Paul did so, following Henry's quick example, and the two stepped into the water, which soon reached to their waists. Henry had been along this river before, and at this crisis in the lives of his comrade and himself he remembered. Dense woods lined both banks of the stream, which was narrow here for miles, and a year or two before a hurricane had cut down the trees as a reaper mows the wheat. The surface of the water was covered with fallen trunks and boughs, and for a half mile at least they had become matted together like a great raft, out of which grass and weeds already were growing. But Paul did not know it, and suddenly he stopped.

"Why, what has become of the river?" he exclaimed, pointing ahead.

The stream seemed to stop against a bank of logs and foliage.

Henry laughed softly.

"It is the great natural raft," he said. "There is where we are to hide."

He hastened his steps, wading as rapidly as he could, and Paul kept by his side. He comprehended Henry's plan, their last and desperate chance. In a few moments more they were at the great raft, and in the bank, amid a dense, almost impenetrable mass of foliage, they hid their rifles and ammunition. Henry uttered a deep sigh as he did it.

"I hate like everything to leave them," he said, "but if we come to close quarters with any of those fellows, we must trust to our knives and hatchets."

Then he turned reluctantly away. It was not a deep river, nowhere above their necks, and he pushed a way amid the trees and foliage that were packed upon the surface, Paul, as usual, following closely. Now and then he dived under a big log, and came up on the other side, his head well hidden among upthrust boughs and among the weeds and grass that had grown in the soil formed by the silt of the river.
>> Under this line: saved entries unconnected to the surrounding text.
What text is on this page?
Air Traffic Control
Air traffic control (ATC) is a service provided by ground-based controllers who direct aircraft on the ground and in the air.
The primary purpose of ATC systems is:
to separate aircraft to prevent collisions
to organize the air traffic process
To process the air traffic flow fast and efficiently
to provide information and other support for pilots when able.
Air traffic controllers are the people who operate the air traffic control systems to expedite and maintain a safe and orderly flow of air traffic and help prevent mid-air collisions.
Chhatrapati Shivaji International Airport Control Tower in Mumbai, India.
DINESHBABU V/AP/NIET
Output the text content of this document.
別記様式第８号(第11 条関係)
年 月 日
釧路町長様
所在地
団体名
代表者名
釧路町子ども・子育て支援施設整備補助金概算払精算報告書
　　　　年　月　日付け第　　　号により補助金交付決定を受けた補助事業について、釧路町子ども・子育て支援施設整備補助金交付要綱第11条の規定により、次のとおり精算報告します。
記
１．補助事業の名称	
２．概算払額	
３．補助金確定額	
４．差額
And Paul always carefully imitated him.

When they were about thirty yards into the mass Paul felt Henry's hand on his shoulder. "Look back, Paul," was whispered in his ear, "but be sure not to move a single bough." Paul slowly and cautiously turned his head, and saw a sight that made him quiver.

Running swiftly, savage warriors were coming into view on either bank of the river—tall men, dark with paint, and, as he well knew, hot with the desire to take life.

"I thank God that this place is here!" breathed Paul.

"Yes, it was just made for us," said Henry, and he laughed ever so little. "Come, Paul, we must get farther into it. But be sure you don't shake any boughs."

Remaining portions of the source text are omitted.